The current facility was built to replace an aging World War II era field hospital. The Kaiser Richmond Field Hospital opened in 1942 to serve workers at the Richmond Shipyards who had signed up for the "Kaiser Plan", one of the first voluntary prepaid health plans and a direct precursor to the modern Health Maintenance Organization (HMO). The original hospital closed in 1995. Along with the entire neighborhood of Atchison Village, it is now on the National Register of Historic Places and is part of Rosie the Riveter/World War II Home Front National Historical Park.
The current facility was built during the early 1990s at a cost of $50 million, and opened in 1995.
The hospital was originally one pavilion, but was expanded to three in the 1990s, including upgrading to a full hospital service including surgery and emergency.
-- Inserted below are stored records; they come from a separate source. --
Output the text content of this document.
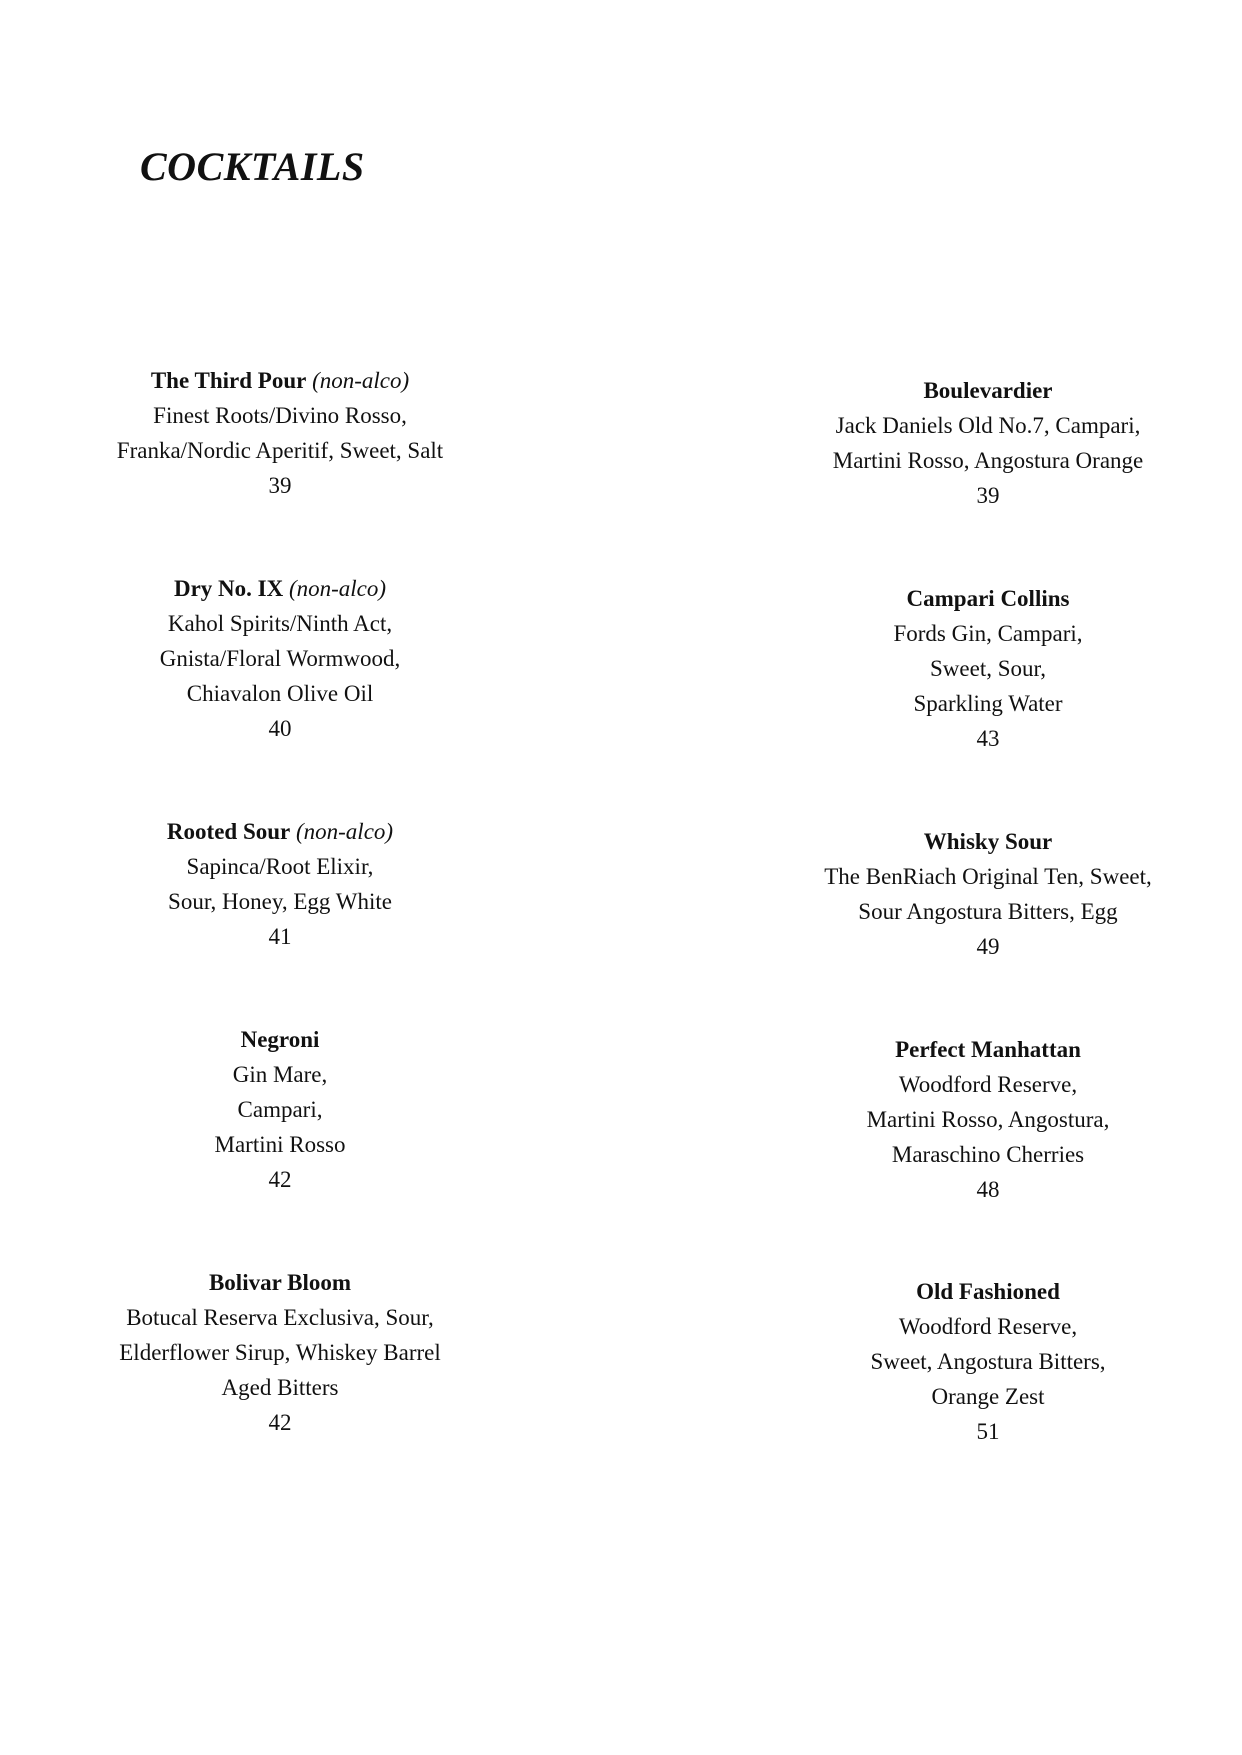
COCKTAILS
The Third Pour (non-alco)
Finest Roots/Divino Rosso,
Franka/Nordic Aperitif, Sweet, Salt
39
Dry No. IX (non-alco)
Kahol Spirits/Ninth Act,
Gnista/Floral Wormwood,
Chiavalon Olive Oil
40
Rooted Sour (non-alco)
Sapinca/Root Elixir,
Sour, Honey, Egg White
41
Negroni
Gin Mare,
Campari,
Martini Rosso
42
Bolivar Bloom
Botucal Reserva Exclusiva, Sour,
Elderflower Sirup, Whiskey Barrel
Aged Bitters
42
Boulevardier
Jack Daniels Old No.7, Campari,
Martini Rosso, Angostura Orange
39
Campari Collins
Fords Gin, Campari,
Sweet, Sour,
Sparkling Water
43
Whisky Sour
The BenRiach Original Ten, Sweet,
Sour Angostura Bitters, Egg
49
Perfect Manhattan
Woodford Reserve,
Martini Rosso, Angostura,
Maraschino Cherries
48
Old Fashioned
Woodford Reserve,
Sweet, Angostura Bitters,
Orange Zest
51
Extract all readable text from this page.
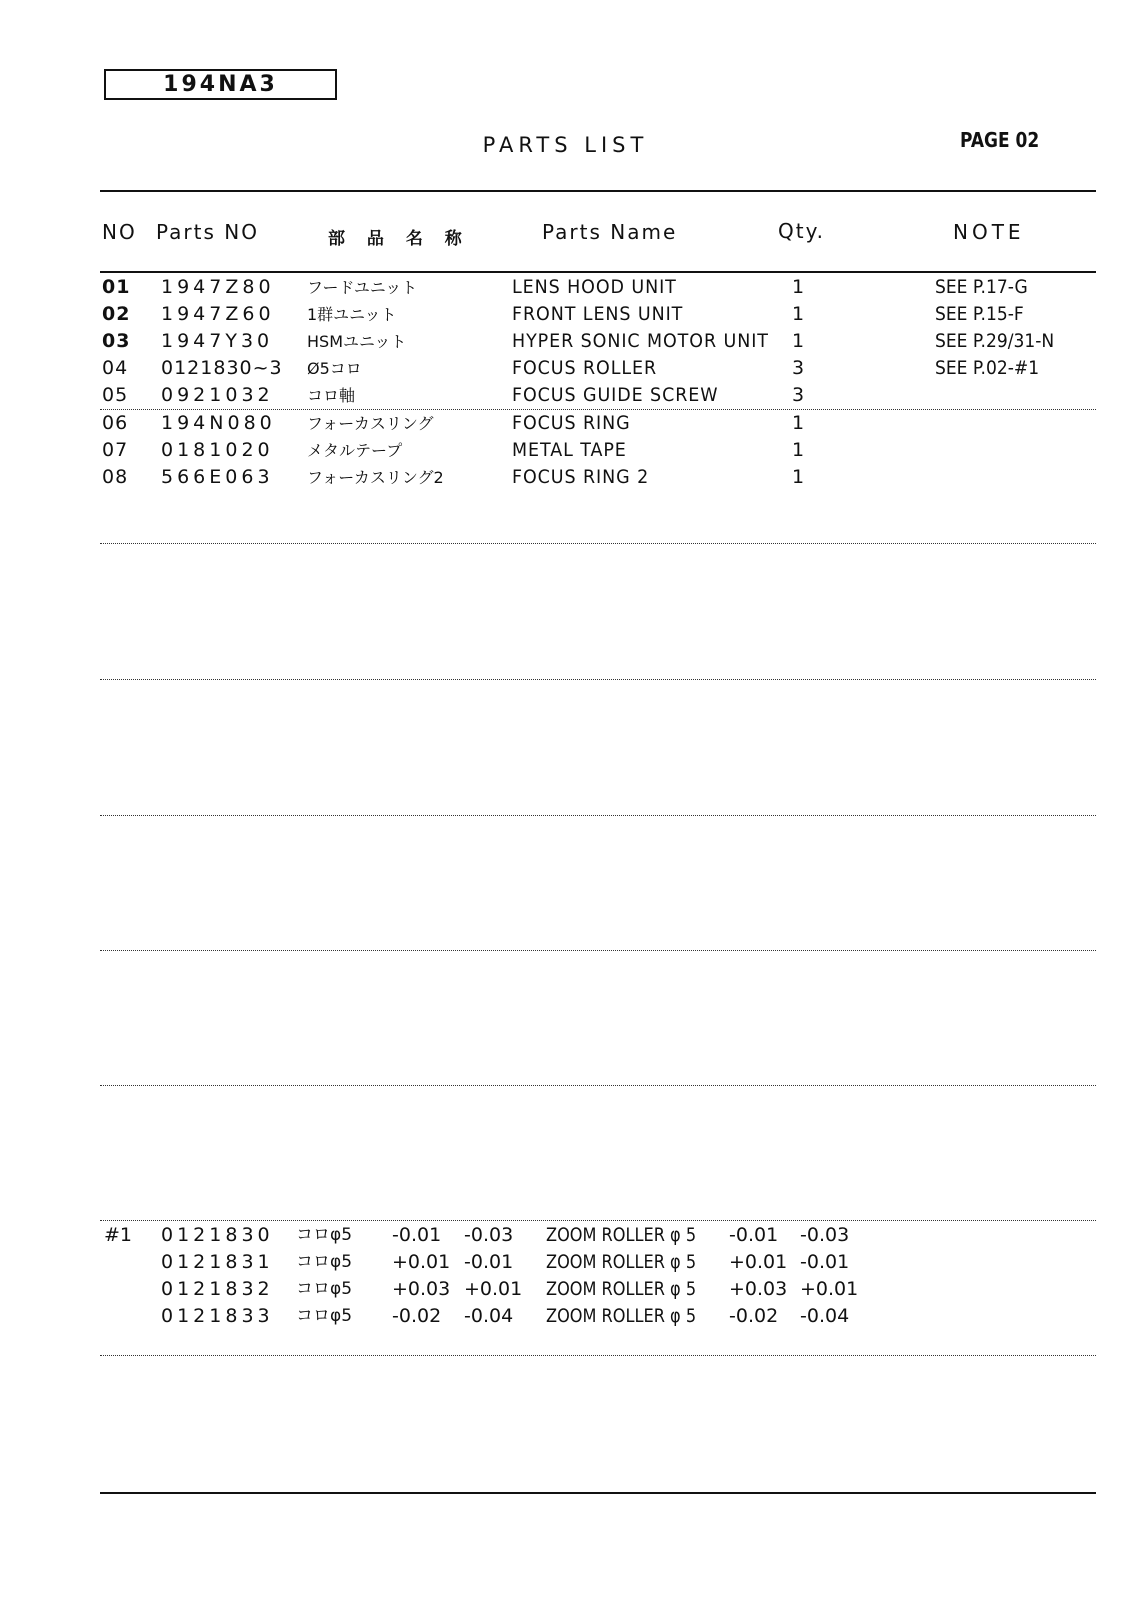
194NA3
PARTS LIST	PAGE 02
NO Parts NO	部 品 名 称	Parts Name	Qty.	NOTE
01 1947Z80 フードユニット	LENS HOOD UNIT	1	SEE P.17-G
02 1947Z60 1群ユニット	FRONT LENS UNIT	1	SEE P.15-F
03 1947Y30 HSMユニット	HYPER SONIC MOTOR UNIT 1	SEE P.29/31-N
04 0121830~3 Ø5コロ	FOCUS ROLLER	3	SEE P.02-#1
05 0921032 コロ軸	FOCUS GUIDE SCREW	3
06 194N080 フォーカスリング	FOCUS RING	1
07 0181020 メタルテープ	METAL TAPE	1
08 566E063 フォーカスリング2	FOCUS RING 2	1
#1 0121830 コロφ5 -0.01 -0.03 ZOOM ROLLER φ 5 -0.01 -0.03
0121831 コロφ5 +0.01 -0.01 ZOOM ROLLER φ 5 +0.01 -0.01
0121832 コロφ5 +0.03 +0.01 ZOOM ROLLER φ 5 +0.03 +0.01
0121833 コロφ5 -0.02 -0.04 ZOOM ROLLER φ 5 -0.02 -0.04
The hospital portion underwent further expansion in 2006. Interestingly the hospital described as having "state-of-the-art" facilities upon opening has several ghost wards of that caliber. It was built with a fully operational intensive care unit that has never been opened or used in addition to several other inactive pavilions. The smaller field hospital had in fact maintained an ICU for this city until that point. In 1997 the hospital stopped admitting patients overnight due to the fact that it only filled on average 20 of the 50 spaces in its overnight ward. In 1998 hundreds of doctors, nurses, patients, and hospital members and users protested at Richmond Civic Center for the hospital to actually operate the full service emergency room that it was built for. Advances in surgical techniques and medical practices in addition to cost cutting efficiency measures led to a dramatic decrease in hospitalizations in the 1990s from what had been forecast for the campus. This led the hospital to try and lease some of its excess space and departments to Brookside Hospital, Doctors Medical Center Pinole, and the county hospital in Martinez. In 1996 a home care division that sends nurses to the residences of terminally ill patients was added.